IF you want to support even just simple CRUD but you want to do that IN FULL! for multiple databases, you have to bite the bullet and implement various paths in your code for each database vendor. That's REALITY. Thinking you don't have to is naive. I'd like to see your insert code do its work on Oracle with sequences, or inserting data in my 'Test' schema in my SqlServer catalog. Not to criticize your code, Paul, but your, sorry, naivete about this subject. :)

Frans Bouma - Saturday, January 10, 2004 10:38:00 AM

There is not much to add to Fran's statement.

My experience when working with Oracle & SqlServer & Access is identical.

SQL is great as programming langauge, but sucks as hell as abstraction. No standardisation that is really worth mentioning. You need special cases everywhere.

One of the glories of our EntityBroker is that I really don't have to care about this (as in every other O/R mapper). This IS a MAJOR pain to do manually.

Thomas Tomiczek - Saturday, January 10, 2004 12:40:00 PM

Thanks for all the links and info Frans. :) I'm sure I'll be adding more vendor specific stuff as I start dealing with more bugs and features.

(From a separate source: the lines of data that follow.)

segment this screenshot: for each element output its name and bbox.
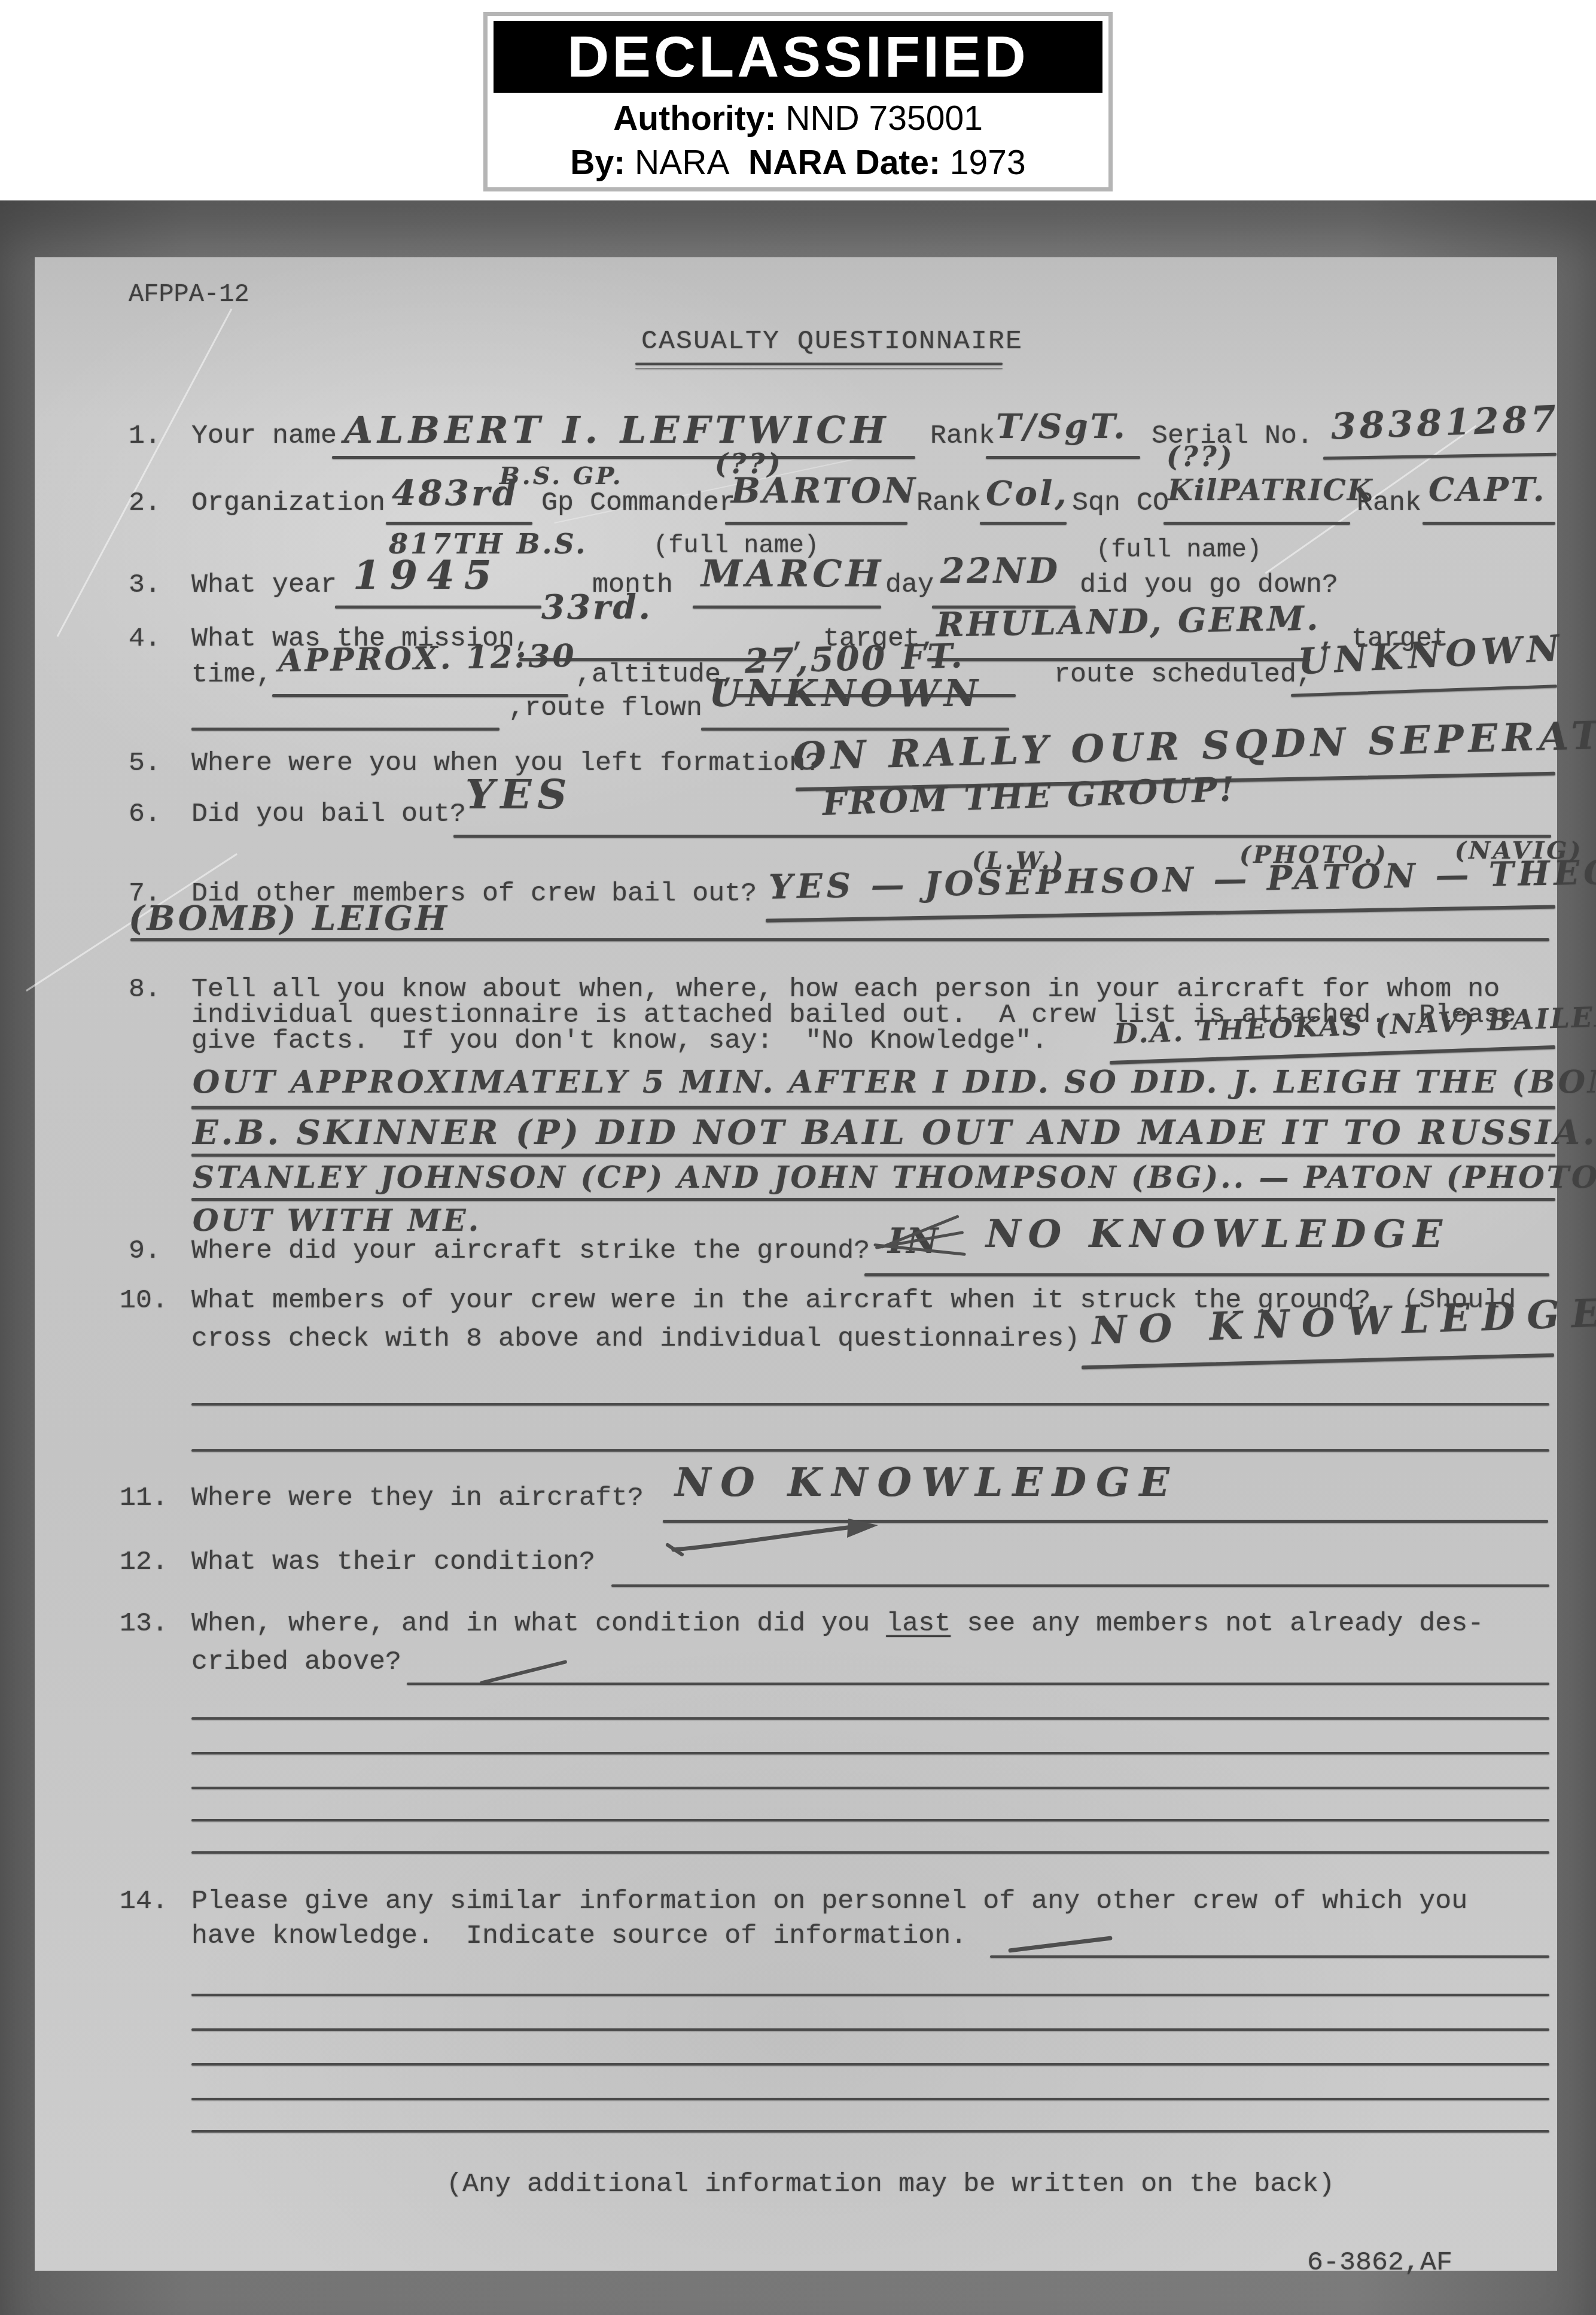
q3-year-answer: 1945: [353, 552, 501, 598]
q12-number: 12.: [120, 1547, 168, 1577]
blank-line: [191, 1403, 1549, 1406]
q4-route-flown-answer: UNKNOWN: [709, 671, 983, 715]
q11-label: Where were they in aircraft?: [191, 1483, 644, 1513]
q5-answer-line1: ON RALLY OUR SQDN SEPERATED: [792, 711, 1596, 780]
blank-line: [191, 2098, 1549, 2100]
q2-full-name-note: (full name): [1096, 536, 1262, 564]
q14-number: 14.: [120, 1886, 168, 1917]
declassified-banner: DECLASSIFIED: [494, 21, 1102, 93]
pen-dash-icon: [1008, 1936, 1113, 1952]
q10-text-line2: cross check with 8 above and individual …: [191, 1324, 1080, 1354]
answer-line: [335, 606, 541, 609]
q14-text-line1: Please give any similar information on p…: [191, 1886, 1467, 1917]
footer-note: (Any additional information may be writt…: [446, 2169, 1335, 2200]
q13-text-last-underlined: last: [886, 1608, 951, 1639]
q7-answer: YES — JOSEPHSON — PATON — THEOKAS: [769, 851, 1596, 906]
q4-route-flown-label: ,route flown: [508, 693, 702, 723]
form-number: AFPPA-12: [129, 280, 249, 309]
q3-day-label: day: [885, 570, 934, 600]
q8-answer-line2: OUT APPROXIMATELY 5 MIN. AFTER I DID. SO…: [193, 1064, 1596, 1100]
spacer: [625, 143, 635, 182]
q2-org-answer: 483rd: [392, 473, 519, 513]
answer-line: [725, 522, 907, 525]
q11-answer: NO KNOWLEDGE: [675, 1459, 1179, 1505]
answer-line: [191, 1106, 1555, 1109]
stamp-by-row: By: NARA NARA Date: 1973: [488, 143, 1108, 182]
unsure-annotation: (??): [1166, 440, 1234, 473]
answer-line: [980, 522, 1067, 525]
q4-time-label: time,: [191, 659, 272, 690]
answer-line: [611, 1584, 1549, 1587]
declassified-stamp: DECLASSIFIED Authority: NND 735001 By: N…: [483, 12, 1113, 191]
answer-line: [986, 456, 1140, 459]
q3-tail-label: did you go down?: [1080, 570, 1338, 600]
q1-rank-label: Rank: [930, 421, 995, 451]
q1-name-answer: ALBERT I. LEFTWICH: [344, 408, 890, 452]
q2-commander-rank-answer: Col,: [986, 474, 1069, 513]
q8-number: 8.: [129, 974, 161, 1005]
q13-text-c: see any members not already des-: [951, 1608, 1484, 1639]
by-label: By:: [570, 143, 625, 182]
q12-label: What was their condition?: [191, 1547, 595, 1577]
stamp-authority-row: Authority: NND 735001: [488, 99, 1108, 138]
q3-year-label: What year: [191, 570, 337, 600]
title-underline: [635, 368, 1003, 369]
answer-line: [1164, 522, 1350, 525]
blank-line: [191, 2130, 1549, 2133]
q13-text-line2: cribed above?: [191, 1647, 401, 1677]
form-content: AFPPA-12 CASUALTY QUESTIONNAIRE 1. Your …: [0, 0, 1596, 2315]
blank-line: [191, 1787, 1549, 1789]
declassified-title: DECLASSIFIED: [567, 23, 1028, 90]
answer-line: [332, 456, 915, 459]
q8-answer-line5: OUT WITH ME.: [193, 1203, 481, 1238]
long-right-arrow-icon: [665, 1515, 881, 1558]
answer-line: [990, 1955, 1549, 1958]
blank-line: [191, 2063, 1549, 2065]
answer-line: [191, 1198, 1555, 1201]
q6-label: Did you bail out?: [191, 799, 466, 829]
q3-number: 3.: [129, 570, 161, 600]
q3-month-answer: MARCH: [701, 552, 884, 595]
q13-text-line1: When, where, and in what condition did y…: [191, 1608, 1484, 1639]
q11-number: 11.: [120, 1483, 168, 1513]
answer-line: [1291, 685, 1557, 697]
nara-date-value: 1973: [950, 143, 1026, 182]
spacer: [940, 143, 950, 182]
q1-number: 1.: [129, 421, 161, 451]
answer-line: [1082, 1353, 1554, 1370]
q4-route-scheduled-label: route scheduled,: [1054, 659, 1312, 690]
q2-number: 2.: [129, 488, 161, 518]
authority-label: Authority:: [613, 99, 776, 138]
authority-value: NND 735001: [785, 99, 983, 138]
q14-text-line2: have knowledge. Indicate source of infor…: [191, 1921, 967, 1951]
q2-label: Organization: [191, 488, 385, 518]
q9-answer: NO KNOWLEDGE: [986, 1212, 1449, 1257]
blank-line: [191, 1851, 1549, 1854]
answer-line: [386, 522, 532, 525]
answer-line: [1423, 522, 1555, 525]
spacer: [776, 99, 785, 138]
answer-line: [407, 1683, 1549, 1685]
by-value: NARA: [635, 143, 729, 182]
q8-answer-line4: STANLEY JOHNSON (CP) AND JOHN THOMPSON (…: [193, 1160, 1596, 1195]
answer-line: [191, 1154, 1555, 1157]
answer-line: [766, 905, 1555, 922]
blank-line: [191, 2028, 1549, 2031]
blank-line: [191, 1449, 1549, 1452]
q4-mission-answer: 33rd.: [541, 588, 653, 627]
answer-line: [693, 606, 881, 609]
q2-sqn-co-answer: KilPATRICK: [1168, 474, 1373, 507]
q8-answer-line3: E.B. SKINNER (P) DID NOT BAIL OUT AND MA…: [193, 1113, 1596, 1152]
nara-date-label: NARA Date:: [748, 143, 940, 182]
q6-answer: YES: [465, 771, 572, 819]
q7-answer-line2: (BOMB) LEIGH: [129, 899, 449, 938]
blank-line: [191, 1819, 1549, 1821]
q4-number: 4.: [129, 623, 161, 654]
blank-line: [191, 1717, 1549, 1720]
q1-serial-answer: 38381287: [1330, 398, 1560, 448]
q6-number: 6.: [129, 799, 161, 829]
q5-answer-line2: FROM THE GROUP!: [822, 769, 1237, 823]
q4-target-answer: RHULAND, GERM.: [936, 598, 1320, 644]
q9-number: 9.: [129, 1236, 161, 1266]
q5-number: 5.: [129, 748, 161, 778]
q9-label: Where did your aircraft strike the groun…: [191, 1236, 870, 1266]
q1-rank-answer: T/SgT.: [996, 407, 1128, 446]
q2-commander-answer: BARTON: [731, 470, 918, 511]
q2-rank-label2: Rank: [1357, 488, 1421, 518]
answer-line: [1110, 1045, 1555, 1064]
q10-number: 10.: [120, 1285, 168, 1316]
pen-slash-icon: [480, 1660, 568, 1685]
answer-line: [453, 835, 1551, 838]
form-title: CASUALTY QUESTIONNAIRE: [641, 326, 1023, 357]
answer-line: [1323, 453, 1557, 460]
answer-line: [864, 1273, 1549, 1276]
q2-gp-commander-label: Gp Commander: [541, 488, 735, 518]
q1-label: Your name: [191, 421, 337, 451]
doc-number: 6-3862,AF: [1307, 2247, 1452, 2278]
q2-rank-label: Rank: [916, 488, 981, 518]
answer-line: [130, 938, 1549, 941]
answer-line: [191, 728, 499, 731]
q8-text-line3: give facts. If you don't know, say: "No …: [191, 1026, 1047, 1056]
q13-number: 13.: [120, 1608, 168, 1639]
title-underline: [635, 363, 1003, 365]
q3-day-answer: 22ND: [940, 550, 1060, 591]
q2-sqn-rank-answer: CAPT.: [1429, 470, 1547, 509]
q2-sqn-co-label: Sqn CO: [1072, 488, 1169, 518]
spacer: [729, 143, 748, 182]
q4-time-answer: APPROX. 12:30: [278, 638, 577, 680]
blank-line: [191, 1752, 1549, 1754]
q13-text-a: When, where, and in what condition did y…: [191, 1608, 886, 1639]
blank-line: [191, 1994, 1549, 1996]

Right now I just do the auto-ids differently:

"SELECT KeyField = SCOPE_IDENTITY()" for MS SQL,

"SELECT @@IDENTITY AS KeyField" for Access,

"RETURNING " + keyField + " INTO KeyField" for Oracle (this should work for Oracle 9.x if a trigger is setup to add the key from a sequence -- big assumption but it works)

and

"SELECT MAX(" + keyField + ") FROM " + table + " AS KeyField" for the rest (very bad yes, but its my generic attempt at workable)

Good proof of my naivety (spelling?)! I'm committed to getting the basics right, and I'm sure there are lots of assumptions I've made that will result in bugs that I need to fix. I'm not ever going to touch the advanced cases that Frans and Thomas have though.

Thanks, Paul Wilson

Paul Wilson - Saturday, January 10, 2004 2:25:00 PM

Well, what about the BASIC stupid errors.

Now, I have a lesson for you: .NET framework is full of bugs.

Parameter. Let's set a value :-)

* OleDb vs. Access: you can NOT assign DateTime.Now safely - blows. You HAVE to assign DateTime.Now.ToString ();

* Oracle: you can not assign an empty string "" without also setting he length explicitly. Blows. NULL and strings WITH a length are perfect, and neither in SQL Server nor in OleDb do you ahve to set the length.

Stuff like THIS makes we want to take a big club and visit the programmers.

In the EntityBroker we work by having a "SqlContext" specific for every database - itcontains the sql generation templates, but also helper methods (formatting dates etc., in such a way that the database can deal with it). With every iteration we add new methods. Pretty often - by now - just for handling errors in the access libraries.

Thomas Tomiczek - Saturday, January 10, 2004 2:46:00 PM

Oh, last saying :-)

I jsut decided to add support for "paged queries" to the EntityBroker :-)

You are right - sometimes you just want part of the result set. Now, while I can not actually stop the data to be transmitted from the SQL Server (YET - this will change once YUKON comes around and our server version moves the logic of our DAL into the database), I can make sure it never leaves the DAL.

This means fast discard, and this means:

* No queries for potential additional data (as in: tables that subobjects may have, inheritance wise)

* No transmittion to the object broker, which may be on another computer (as WE do support a remoted DAL).

Yes, makes sense in some scenarios, and is acutally half an hour of work at maximum.

Thomas Tomiczek - Sunday, January 11, 2004 11:33:00 AM

Excellent Thomas! Although you could use filter the page in the database (see the SQL I posted once before that I linked to). Its actually well-performing for millions of records, and far beats bringing more data back and then dropping it.

Paul Wilson - Sunday, January 11, 2004 3:29:00 PM

I am not so sure your SQL is "right on track and optimal", but it is a pretty nifty idea to run a query within a query - pretty nice. I will see that I get this put in as optimization for SQL Server :-)

Thomas Tomiczek - Sunday, January 11, 2004 10:33:00 PM

Comments have been disabled for this content.